At high enough true strain degrees (starting from about 1.5) in COLD deformation  the apparent "grain" becomes confusing  because of fragmentation effect i.e. gradual formation of fresh high-angle boundaries. While we can filter off this effect, the visible grain shape follows macroscopic deformation (Taylor's principle). In this case the boundary area evolution depends on BOTH the deformation mode AND the initial grain shape (Eq.31 in the paper "shape-dependent compatibility..." at my RG page. For metals the volume change should be excluded there.. ).

As to special effect of torsion, unlike other  modes you mention, this deformation is always non-uniform (increasing from the axis to periphery of your sample) and you should separately consider different domains of the sample. Owing to work hardening, the plastic strains eventually penetrate the axial part, however IN AVERAGE the deformation effects develops slower than in other (quasi-uniform) modes.

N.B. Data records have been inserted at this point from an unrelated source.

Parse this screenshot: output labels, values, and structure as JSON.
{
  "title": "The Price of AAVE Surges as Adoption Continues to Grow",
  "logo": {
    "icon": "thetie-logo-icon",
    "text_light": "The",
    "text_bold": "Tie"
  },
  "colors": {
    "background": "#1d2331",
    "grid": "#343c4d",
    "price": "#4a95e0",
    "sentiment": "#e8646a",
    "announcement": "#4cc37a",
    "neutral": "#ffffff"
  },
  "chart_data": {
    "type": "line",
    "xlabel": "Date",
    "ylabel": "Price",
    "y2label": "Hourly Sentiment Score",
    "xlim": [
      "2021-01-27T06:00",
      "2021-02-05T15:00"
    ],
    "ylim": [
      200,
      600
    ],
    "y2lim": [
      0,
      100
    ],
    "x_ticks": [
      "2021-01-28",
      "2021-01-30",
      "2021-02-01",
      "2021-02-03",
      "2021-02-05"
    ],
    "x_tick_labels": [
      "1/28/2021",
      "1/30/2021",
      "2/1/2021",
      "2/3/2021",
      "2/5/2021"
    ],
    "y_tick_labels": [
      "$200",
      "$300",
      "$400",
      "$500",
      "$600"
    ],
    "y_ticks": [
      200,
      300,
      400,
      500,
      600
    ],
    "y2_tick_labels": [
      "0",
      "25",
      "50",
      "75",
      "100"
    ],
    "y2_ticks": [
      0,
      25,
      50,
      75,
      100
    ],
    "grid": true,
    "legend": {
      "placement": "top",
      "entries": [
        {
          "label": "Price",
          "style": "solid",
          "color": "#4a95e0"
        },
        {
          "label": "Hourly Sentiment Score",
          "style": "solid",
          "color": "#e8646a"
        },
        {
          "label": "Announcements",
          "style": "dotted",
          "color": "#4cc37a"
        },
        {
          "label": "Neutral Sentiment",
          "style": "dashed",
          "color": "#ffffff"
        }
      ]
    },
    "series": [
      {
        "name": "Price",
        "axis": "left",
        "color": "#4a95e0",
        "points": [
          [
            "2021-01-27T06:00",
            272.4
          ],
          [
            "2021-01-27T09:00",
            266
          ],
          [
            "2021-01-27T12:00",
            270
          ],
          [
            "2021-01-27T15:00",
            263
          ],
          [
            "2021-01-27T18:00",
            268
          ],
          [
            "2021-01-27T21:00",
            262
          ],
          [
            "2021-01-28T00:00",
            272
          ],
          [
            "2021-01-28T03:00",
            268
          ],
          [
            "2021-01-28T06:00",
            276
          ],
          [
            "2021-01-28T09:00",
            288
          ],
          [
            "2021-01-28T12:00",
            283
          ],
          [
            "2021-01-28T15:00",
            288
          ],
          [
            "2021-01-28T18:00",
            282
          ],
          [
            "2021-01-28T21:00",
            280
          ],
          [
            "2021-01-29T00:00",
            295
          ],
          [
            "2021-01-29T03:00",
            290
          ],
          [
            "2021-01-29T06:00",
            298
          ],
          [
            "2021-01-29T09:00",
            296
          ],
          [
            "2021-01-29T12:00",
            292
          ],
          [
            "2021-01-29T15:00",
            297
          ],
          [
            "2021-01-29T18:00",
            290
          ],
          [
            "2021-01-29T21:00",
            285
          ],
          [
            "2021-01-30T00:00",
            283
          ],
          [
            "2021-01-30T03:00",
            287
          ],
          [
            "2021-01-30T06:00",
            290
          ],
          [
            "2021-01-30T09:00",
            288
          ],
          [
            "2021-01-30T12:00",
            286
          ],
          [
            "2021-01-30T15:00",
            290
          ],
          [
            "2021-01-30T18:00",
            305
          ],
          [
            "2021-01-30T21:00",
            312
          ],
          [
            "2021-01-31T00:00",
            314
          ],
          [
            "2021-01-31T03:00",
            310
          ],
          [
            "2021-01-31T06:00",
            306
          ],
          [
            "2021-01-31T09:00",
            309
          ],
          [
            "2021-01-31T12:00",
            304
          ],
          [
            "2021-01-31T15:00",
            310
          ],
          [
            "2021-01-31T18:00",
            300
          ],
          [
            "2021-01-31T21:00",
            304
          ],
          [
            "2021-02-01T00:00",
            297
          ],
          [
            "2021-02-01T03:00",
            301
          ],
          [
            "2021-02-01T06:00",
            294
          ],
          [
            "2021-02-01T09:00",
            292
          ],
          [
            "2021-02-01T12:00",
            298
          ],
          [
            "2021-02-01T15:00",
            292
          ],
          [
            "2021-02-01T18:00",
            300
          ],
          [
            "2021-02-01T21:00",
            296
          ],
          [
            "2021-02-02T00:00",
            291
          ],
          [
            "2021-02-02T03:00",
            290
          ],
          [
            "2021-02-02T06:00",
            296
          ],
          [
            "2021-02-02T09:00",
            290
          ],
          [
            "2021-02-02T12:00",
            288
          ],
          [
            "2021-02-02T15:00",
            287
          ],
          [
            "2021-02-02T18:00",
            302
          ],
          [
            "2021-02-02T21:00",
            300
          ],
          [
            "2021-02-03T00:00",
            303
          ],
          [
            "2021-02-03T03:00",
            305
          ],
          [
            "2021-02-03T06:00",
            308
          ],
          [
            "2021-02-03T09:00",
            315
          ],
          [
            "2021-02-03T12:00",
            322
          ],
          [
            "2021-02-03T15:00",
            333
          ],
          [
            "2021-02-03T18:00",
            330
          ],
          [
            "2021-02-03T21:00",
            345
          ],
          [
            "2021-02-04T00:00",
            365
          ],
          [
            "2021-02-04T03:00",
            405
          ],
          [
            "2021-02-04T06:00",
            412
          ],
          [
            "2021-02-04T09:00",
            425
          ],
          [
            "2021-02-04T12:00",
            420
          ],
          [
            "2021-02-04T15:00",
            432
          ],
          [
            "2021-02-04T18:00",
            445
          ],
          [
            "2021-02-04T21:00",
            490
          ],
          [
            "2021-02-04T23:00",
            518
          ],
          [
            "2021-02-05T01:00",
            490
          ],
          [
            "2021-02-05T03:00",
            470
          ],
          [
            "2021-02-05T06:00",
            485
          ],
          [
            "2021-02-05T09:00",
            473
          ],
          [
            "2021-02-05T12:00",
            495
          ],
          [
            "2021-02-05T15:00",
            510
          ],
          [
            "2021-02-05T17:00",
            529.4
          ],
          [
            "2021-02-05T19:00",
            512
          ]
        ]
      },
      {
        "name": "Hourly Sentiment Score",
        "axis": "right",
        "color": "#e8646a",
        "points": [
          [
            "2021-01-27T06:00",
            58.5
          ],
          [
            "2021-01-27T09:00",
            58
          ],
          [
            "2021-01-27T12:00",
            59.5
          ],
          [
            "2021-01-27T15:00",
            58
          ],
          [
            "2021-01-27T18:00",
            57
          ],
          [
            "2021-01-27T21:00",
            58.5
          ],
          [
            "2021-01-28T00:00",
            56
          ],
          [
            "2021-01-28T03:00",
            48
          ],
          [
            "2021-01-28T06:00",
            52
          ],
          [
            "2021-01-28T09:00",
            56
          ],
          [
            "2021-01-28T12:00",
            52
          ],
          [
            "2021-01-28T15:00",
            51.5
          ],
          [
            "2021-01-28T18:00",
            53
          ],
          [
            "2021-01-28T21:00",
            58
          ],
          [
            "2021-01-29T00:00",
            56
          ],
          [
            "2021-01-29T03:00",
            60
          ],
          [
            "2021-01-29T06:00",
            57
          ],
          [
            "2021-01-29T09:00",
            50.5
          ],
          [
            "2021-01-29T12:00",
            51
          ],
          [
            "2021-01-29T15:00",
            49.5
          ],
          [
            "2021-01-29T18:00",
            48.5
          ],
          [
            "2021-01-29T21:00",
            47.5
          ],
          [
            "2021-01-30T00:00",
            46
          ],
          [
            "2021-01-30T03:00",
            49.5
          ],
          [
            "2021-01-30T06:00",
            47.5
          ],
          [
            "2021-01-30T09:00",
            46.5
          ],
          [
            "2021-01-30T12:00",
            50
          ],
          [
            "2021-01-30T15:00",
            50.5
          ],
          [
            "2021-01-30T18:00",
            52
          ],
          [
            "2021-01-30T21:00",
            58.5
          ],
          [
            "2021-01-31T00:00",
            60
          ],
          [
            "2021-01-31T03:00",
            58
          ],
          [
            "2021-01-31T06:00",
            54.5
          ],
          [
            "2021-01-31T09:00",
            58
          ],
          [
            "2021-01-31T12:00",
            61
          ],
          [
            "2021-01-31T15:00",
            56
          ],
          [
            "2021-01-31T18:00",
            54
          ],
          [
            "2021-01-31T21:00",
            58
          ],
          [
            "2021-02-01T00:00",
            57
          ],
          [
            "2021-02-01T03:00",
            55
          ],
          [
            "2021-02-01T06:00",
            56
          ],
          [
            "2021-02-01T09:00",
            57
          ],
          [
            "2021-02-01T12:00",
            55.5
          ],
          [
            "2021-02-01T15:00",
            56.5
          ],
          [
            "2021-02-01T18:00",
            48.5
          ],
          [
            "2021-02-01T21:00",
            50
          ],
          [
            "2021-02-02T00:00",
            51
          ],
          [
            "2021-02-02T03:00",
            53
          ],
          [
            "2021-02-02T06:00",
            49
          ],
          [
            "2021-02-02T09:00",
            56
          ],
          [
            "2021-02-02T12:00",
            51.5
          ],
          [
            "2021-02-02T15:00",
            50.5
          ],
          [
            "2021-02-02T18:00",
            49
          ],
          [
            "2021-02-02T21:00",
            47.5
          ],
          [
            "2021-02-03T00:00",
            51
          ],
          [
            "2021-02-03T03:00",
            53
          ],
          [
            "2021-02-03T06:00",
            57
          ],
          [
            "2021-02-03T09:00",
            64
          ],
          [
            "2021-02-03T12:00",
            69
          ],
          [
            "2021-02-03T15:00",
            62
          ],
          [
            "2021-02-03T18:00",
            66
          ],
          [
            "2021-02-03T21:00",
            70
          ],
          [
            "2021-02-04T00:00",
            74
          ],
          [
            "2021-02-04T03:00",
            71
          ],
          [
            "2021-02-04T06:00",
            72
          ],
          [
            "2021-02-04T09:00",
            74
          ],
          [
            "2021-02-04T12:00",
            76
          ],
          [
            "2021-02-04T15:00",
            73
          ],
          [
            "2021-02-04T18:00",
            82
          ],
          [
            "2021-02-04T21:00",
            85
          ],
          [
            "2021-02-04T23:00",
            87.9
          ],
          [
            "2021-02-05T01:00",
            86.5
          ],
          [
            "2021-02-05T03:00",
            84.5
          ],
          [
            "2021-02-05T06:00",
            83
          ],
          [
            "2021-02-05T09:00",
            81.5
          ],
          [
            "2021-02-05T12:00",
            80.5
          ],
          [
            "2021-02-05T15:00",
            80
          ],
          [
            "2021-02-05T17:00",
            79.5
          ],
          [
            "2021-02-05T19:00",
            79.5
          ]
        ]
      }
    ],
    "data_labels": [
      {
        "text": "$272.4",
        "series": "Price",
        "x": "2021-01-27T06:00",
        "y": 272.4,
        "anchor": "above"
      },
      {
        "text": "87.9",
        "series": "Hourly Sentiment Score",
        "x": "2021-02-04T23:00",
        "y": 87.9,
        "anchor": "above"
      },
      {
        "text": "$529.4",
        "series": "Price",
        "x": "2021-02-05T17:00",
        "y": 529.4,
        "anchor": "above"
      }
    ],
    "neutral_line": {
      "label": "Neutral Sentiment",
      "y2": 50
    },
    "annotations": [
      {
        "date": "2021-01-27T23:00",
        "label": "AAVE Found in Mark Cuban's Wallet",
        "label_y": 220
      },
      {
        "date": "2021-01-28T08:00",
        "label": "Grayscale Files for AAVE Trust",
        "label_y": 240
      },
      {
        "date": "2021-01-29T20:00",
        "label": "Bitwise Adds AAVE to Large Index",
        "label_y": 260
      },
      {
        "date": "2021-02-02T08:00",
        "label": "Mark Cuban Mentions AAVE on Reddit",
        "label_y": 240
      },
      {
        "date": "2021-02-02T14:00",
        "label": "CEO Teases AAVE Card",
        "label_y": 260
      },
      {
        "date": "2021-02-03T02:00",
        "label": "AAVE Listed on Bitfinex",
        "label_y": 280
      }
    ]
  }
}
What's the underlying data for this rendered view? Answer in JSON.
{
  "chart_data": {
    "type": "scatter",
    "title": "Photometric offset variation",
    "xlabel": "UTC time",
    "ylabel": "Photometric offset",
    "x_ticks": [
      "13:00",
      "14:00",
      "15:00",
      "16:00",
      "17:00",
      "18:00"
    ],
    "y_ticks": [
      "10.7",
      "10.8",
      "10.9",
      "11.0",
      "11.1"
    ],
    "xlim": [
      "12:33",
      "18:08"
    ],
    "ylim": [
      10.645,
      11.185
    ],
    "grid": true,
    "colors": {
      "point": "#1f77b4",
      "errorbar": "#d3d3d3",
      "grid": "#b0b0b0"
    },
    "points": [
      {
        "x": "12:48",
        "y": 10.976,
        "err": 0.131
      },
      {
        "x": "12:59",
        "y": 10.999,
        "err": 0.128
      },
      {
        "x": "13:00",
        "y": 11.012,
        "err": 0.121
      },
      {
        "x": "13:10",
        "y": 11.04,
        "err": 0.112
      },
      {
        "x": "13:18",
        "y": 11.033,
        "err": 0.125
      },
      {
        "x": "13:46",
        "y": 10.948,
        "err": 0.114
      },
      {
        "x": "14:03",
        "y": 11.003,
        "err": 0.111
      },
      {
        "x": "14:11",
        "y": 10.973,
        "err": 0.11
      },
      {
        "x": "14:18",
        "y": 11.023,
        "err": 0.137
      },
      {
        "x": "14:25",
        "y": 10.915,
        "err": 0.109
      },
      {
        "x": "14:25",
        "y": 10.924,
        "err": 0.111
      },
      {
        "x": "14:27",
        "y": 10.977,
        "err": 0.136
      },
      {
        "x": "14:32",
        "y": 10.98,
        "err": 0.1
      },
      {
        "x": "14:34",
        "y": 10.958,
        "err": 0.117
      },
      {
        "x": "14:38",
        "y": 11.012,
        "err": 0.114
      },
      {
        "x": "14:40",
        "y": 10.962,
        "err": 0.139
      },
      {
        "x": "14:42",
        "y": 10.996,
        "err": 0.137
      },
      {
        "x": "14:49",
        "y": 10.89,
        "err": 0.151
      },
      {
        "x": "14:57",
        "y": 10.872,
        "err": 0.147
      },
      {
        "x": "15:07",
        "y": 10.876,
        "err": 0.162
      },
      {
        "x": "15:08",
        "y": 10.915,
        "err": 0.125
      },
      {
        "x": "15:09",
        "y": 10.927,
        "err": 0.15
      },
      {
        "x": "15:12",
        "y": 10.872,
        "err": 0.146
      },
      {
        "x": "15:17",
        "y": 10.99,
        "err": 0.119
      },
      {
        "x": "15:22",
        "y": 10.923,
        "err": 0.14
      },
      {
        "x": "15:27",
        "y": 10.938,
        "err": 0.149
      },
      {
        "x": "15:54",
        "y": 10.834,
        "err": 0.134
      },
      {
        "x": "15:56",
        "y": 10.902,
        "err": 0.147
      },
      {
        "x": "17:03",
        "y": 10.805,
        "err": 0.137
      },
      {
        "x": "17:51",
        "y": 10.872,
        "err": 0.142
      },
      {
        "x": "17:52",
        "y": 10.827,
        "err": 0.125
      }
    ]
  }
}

 Apart from the above reasoning, your plot still shows a too drastic peculiarity of torsion that suggests an apparent violation of Taylor's principle. This could happen, in particular, if the grain boundary sliding notably contributed to the macroscopic deformation. The latter effect depends on homologous temperature of course (ratio of deformation temperature to the melting point  of your metals). The only alternative explanation is that in torsion (that is LOCALLY simple shearing) the fragmentation much faster attain the STABLE LEAST size of fragments (taken for "grains"). This version wants proofs however...